This garden expresses a lush vitality; it attracts but results impenetrable. Its form is not dictated by human ergonomics or aesthetic pleasure; it is rather a complete and complex vegetal system, where man’s presence is superfluous. Man is indeed only a spectator: under the illusion that he can have access to the garden and comprehend it, he perpetually walks its perimeter, without ever being able to reach it.
The garden consists of a few essential elements: it has a circular shape and sufficient size to keep visitors at a distance, yet intrigue them with different, somewhat hermetic views of what it contains. A dense carpet of soft golden grasses and spiky agaves defends the center of the garden. Here, from the black volcanic soil, rises a large bright pink circle, at the base of which grow plants that echo its colour.
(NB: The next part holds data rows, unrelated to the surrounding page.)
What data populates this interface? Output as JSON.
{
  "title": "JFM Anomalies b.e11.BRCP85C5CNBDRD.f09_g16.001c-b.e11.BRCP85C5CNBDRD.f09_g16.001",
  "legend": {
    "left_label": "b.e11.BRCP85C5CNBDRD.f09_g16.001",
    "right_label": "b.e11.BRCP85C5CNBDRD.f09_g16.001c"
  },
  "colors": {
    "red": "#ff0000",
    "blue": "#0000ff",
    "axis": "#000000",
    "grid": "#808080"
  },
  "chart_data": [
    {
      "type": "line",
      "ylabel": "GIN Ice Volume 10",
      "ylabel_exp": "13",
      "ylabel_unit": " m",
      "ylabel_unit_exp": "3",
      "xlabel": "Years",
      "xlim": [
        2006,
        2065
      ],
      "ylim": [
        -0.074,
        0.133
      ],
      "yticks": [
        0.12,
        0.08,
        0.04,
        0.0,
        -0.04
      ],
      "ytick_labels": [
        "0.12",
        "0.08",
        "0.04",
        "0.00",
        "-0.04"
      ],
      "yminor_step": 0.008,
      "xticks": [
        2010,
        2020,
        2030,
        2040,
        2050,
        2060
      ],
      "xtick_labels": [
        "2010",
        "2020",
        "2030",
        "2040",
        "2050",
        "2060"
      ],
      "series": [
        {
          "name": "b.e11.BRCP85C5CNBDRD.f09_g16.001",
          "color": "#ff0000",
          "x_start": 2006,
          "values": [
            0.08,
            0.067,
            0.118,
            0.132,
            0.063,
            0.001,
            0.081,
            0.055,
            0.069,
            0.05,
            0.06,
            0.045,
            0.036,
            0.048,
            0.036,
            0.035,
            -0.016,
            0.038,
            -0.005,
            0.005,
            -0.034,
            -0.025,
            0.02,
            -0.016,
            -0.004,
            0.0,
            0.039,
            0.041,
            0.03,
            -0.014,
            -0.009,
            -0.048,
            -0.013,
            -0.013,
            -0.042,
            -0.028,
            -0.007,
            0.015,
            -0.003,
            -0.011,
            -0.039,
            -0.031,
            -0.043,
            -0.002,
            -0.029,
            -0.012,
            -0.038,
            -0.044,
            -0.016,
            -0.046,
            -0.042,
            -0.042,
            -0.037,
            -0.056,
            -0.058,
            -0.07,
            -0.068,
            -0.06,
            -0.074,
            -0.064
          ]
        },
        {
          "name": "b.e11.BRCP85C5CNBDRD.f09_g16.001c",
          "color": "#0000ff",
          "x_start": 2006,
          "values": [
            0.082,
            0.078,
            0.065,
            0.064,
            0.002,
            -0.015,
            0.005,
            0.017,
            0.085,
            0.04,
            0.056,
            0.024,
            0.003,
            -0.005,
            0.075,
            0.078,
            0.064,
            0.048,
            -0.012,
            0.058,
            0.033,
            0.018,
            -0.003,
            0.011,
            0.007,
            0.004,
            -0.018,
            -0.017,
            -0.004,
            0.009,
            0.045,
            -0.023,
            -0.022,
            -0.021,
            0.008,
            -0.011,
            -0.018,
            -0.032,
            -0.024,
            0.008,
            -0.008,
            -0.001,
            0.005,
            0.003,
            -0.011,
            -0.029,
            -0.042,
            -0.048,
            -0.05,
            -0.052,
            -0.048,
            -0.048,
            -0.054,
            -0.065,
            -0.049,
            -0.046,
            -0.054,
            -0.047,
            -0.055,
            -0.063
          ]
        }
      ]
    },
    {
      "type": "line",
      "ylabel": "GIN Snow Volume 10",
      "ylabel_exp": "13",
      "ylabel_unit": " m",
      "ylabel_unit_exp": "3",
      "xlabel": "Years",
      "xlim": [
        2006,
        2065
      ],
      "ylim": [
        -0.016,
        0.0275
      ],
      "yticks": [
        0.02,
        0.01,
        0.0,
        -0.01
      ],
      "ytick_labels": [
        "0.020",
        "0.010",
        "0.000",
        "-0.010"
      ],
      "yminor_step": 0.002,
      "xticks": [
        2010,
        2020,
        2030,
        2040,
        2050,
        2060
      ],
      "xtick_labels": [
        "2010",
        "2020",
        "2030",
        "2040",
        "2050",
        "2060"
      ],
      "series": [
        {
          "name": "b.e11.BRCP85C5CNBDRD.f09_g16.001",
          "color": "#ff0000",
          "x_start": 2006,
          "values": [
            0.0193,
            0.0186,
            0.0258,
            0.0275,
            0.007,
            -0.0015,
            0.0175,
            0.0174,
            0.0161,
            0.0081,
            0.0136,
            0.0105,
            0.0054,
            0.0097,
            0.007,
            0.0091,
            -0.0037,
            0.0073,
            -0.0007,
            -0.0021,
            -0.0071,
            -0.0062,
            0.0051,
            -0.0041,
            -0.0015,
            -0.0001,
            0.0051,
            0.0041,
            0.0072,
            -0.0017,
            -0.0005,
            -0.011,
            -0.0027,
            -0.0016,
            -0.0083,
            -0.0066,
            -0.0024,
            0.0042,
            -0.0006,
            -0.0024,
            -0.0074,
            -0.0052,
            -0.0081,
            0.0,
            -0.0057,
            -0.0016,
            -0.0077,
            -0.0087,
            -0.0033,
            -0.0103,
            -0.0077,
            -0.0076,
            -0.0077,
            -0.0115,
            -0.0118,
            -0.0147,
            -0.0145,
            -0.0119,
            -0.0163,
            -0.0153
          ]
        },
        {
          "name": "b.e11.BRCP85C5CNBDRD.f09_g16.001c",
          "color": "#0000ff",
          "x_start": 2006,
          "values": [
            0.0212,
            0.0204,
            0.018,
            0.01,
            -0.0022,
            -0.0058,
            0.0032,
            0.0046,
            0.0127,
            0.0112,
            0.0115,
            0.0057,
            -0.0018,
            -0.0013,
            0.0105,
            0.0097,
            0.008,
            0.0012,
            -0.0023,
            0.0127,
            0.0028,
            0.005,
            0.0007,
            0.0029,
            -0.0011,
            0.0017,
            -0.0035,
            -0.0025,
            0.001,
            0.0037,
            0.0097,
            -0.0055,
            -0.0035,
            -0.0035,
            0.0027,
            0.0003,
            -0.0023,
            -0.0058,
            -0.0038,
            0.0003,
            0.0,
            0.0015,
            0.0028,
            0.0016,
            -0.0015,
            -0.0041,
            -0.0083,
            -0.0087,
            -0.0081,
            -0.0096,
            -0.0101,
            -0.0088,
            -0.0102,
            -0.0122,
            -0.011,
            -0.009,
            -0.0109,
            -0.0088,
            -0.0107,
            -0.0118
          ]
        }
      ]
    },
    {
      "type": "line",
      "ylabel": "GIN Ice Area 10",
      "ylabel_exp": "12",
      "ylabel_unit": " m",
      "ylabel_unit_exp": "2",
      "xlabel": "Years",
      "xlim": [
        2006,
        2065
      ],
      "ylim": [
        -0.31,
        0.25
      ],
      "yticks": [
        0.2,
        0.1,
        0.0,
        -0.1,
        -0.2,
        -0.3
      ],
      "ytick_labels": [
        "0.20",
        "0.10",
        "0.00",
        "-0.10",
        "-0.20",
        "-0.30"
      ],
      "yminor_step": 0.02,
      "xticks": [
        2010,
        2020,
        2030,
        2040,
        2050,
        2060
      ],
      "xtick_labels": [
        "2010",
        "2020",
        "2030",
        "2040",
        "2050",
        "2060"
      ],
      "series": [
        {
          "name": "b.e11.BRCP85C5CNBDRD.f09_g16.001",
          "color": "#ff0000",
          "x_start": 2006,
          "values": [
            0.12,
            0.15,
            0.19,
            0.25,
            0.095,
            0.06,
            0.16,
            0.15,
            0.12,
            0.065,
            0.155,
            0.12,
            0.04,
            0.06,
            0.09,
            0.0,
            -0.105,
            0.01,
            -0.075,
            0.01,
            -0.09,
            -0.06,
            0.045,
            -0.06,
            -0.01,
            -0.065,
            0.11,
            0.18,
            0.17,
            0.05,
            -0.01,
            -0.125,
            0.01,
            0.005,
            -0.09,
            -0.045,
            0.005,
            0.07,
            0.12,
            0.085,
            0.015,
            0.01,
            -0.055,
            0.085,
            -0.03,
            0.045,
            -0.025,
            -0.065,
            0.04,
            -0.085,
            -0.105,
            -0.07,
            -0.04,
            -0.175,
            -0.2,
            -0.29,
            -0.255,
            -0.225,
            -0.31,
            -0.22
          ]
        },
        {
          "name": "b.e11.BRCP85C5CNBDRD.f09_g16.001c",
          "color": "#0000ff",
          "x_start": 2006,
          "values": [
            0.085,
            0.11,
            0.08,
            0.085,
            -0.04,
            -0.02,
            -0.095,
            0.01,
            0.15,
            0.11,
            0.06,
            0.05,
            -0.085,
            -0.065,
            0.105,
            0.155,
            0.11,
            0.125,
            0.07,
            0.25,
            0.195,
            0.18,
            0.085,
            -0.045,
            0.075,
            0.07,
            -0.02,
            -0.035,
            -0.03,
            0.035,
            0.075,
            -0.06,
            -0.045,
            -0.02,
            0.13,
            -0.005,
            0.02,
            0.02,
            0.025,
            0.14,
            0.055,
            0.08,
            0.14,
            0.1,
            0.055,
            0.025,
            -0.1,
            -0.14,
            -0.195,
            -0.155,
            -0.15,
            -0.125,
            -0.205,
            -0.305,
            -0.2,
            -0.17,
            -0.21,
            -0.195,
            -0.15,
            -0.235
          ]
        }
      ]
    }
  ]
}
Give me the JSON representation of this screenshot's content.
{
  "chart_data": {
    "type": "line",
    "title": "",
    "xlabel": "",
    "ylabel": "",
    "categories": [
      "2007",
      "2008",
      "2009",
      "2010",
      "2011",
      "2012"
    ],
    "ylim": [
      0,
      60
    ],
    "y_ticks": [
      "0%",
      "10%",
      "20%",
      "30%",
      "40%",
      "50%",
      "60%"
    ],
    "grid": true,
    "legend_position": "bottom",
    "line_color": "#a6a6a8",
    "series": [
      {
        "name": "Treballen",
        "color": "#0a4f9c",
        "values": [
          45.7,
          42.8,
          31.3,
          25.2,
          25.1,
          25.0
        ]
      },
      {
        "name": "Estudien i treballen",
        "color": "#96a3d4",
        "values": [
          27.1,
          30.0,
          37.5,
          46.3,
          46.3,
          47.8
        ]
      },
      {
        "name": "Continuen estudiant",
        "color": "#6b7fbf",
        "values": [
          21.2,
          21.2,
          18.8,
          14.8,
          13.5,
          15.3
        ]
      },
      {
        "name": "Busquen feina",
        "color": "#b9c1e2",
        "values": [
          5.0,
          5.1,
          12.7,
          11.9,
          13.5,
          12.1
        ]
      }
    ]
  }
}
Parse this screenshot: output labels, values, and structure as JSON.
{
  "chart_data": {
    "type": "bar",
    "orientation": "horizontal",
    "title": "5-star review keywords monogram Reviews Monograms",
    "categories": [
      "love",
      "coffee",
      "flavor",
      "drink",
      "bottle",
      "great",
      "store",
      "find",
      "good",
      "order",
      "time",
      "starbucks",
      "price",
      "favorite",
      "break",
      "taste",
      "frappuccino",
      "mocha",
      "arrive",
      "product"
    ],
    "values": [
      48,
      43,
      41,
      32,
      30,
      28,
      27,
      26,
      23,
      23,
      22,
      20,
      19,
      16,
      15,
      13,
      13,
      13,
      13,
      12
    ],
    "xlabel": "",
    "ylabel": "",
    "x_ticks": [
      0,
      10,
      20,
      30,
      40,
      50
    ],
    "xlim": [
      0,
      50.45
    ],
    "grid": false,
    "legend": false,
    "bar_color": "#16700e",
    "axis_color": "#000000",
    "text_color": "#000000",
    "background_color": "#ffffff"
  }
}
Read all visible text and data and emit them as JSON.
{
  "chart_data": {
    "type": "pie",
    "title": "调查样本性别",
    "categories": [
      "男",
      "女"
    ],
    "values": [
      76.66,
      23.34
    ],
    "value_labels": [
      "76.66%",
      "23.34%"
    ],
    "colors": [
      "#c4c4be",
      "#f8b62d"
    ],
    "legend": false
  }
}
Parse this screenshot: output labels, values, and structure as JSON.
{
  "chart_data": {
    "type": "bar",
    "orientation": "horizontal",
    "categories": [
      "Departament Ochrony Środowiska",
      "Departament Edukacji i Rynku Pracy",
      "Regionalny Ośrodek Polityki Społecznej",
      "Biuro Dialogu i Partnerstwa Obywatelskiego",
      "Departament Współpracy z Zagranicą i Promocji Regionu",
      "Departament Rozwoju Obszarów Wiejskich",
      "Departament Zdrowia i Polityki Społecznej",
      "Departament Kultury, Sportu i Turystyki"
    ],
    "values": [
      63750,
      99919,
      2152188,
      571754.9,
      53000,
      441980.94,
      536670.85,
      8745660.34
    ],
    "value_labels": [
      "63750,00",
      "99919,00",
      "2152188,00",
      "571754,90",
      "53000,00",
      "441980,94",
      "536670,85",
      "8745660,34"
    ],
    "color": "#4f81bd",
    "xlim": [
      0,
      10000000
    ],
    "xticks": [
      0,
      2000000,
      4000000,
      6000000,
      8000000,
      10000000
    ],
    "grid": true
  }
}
The central artificial element symbolizes the human need to enclose in our limited knowledge the plant world, which we are far from owning, still mysterious and on which we are completely dependent. The wind, an essential element of the landscape, participates in the composition by moving the perimeter essences. As the sun sets, the circle, illuminated, continues to assert its presence; small dots of light blend in among the grasses and give life to an evocative nocturnal landscape.
Excluded from the physical space, the visitor accesses a mental space where he reevaluates the plant world, which here is taking over: it dictates the architecture, it draws in, yet denies access, it remains dominant and indecipherable despite man’s vain attempts to impose his own order. The only possible action remains to ask: what does the circle represent? Does it imitate the color of the surrounding plants or the other way around?
I would like my garden to be, besides an expression of beauty, a space of experience and culture, a motivator of knowledge and innovation. It is time to re-establish the right balance in our relationship with plants and approach them with humility, respect and “amuranza”: only by understanding their intelligence can we aspire to unexpected future discoveries.